Buy frozen or canned fruits and vegetables. In addition to fresh produce, try to pick canned food that is labeled “in its own juice,” “no added sugar,” or “low sodium.” If these aren’t available, drain and rinse other types before eating.
Swap foods and coupons with friends. You may have many cans or boxes of kind of food, or extra coupons. Ask friends if they have different extra items or coupons to exchange. Swapping can help you add variety to your meals –and save money, too!
Try powdered milk. Its long shelf life makes it an easy, affordable option. You can you use it instead of regular milk in just about any recipe, from creamed vegetable soups to rich fruit smoothies.
Save for Later
Leftovers can be made into delicious and healthy meals. At home, save time and money by making more servings than you need, then saving the rest.

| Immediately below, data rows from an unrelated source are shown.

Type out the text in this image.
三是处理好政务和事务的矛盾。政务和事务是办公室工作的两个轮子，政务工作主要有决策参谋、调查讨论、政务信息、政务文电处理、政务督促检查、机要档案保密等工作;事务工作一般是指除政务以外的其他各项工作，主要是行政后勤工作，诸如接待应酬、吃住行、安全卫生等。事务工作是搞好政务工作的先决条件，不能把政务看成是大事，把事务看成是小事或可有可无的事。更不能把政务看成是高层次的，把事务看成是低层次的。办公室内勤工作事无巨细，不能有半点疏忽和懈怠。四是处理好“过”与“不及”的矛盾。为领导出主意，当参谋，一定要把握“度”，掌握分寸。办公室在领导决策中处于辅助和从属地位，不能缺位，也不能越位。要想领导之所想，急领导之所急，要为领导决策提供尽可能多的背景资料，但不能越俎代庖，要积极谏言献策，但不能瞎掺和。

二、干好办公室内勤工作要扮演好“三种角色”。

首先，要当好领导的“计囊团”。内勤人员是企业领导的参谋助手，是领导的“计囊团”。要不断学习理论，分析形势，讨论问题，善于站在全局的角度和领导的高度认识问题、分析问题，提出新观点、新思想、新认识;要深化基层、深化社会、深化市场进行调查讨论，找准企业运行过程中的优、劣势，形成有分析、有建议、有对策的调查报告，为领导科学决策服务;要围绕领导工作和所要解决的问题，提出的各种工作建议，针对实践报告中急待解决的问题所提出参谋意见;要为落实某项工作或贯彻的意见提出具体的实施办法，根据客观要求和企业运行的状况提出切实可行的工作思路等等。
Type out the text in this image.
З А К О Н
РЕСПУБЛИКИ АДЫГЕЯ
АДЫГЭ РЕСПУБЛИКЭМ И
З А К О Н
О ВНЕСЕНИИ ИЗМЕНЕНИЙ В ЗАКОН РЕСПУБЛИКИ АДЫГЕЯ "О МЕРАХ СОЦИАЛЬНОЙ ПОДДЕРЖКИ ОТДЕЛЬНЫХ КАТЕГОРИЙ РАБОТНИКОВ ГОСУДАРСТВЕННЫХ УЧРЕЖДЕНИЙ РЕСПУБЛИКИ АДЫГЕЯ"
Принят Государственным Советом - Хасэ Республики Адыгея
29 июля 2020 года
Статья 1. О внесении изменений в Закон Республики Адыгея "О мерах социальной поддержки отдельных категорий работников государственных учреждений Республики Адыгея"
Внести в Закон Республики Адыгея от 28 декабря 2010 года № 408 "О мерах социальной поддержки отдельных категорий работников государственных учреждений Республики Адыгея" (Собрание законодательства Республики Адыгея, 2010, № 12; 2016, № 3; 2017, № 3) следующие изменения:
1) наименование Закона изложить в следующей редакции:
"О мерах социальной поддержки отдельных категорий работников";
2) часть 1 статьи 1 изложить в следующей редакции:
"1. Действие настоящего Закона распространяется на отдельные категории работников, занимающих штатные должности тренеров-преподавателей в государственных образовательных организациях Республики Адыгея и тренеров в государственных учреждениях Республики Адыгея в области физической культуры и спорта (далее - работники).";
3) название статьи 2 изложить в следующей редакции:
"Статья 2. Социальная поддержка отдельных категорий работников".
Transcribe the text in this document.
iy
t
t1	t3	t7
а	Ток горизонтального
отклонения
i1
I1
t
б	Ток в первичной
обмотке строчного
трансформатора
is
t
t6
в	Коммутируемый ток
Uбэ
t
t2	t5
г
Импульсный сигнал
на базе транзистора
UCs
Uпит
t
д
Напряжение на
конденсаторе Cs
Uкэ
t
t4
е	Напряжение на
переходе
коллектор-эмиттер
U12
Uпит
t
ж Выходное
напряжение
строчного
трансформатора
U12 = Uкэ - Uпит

Refrigerate or freeze leftovers quickly. If you plan to eat leftovers within a day or so, refrigerate them. If you plan to eat them later than that, freeze leftovers in reusable containers.
Thaw foods safely. Leaving foods to thaw on the counter can make them unsafe to eat. Thaw foods safely in the refrigerator, in cold water, or in the microwave.
Divide portion sizes. Separate leftovers into single serving sizes for easy preparation.
Mark and date. To keep track of when you put the foods in the freezer or refrigerator, mark the containers with the date and what’s inside.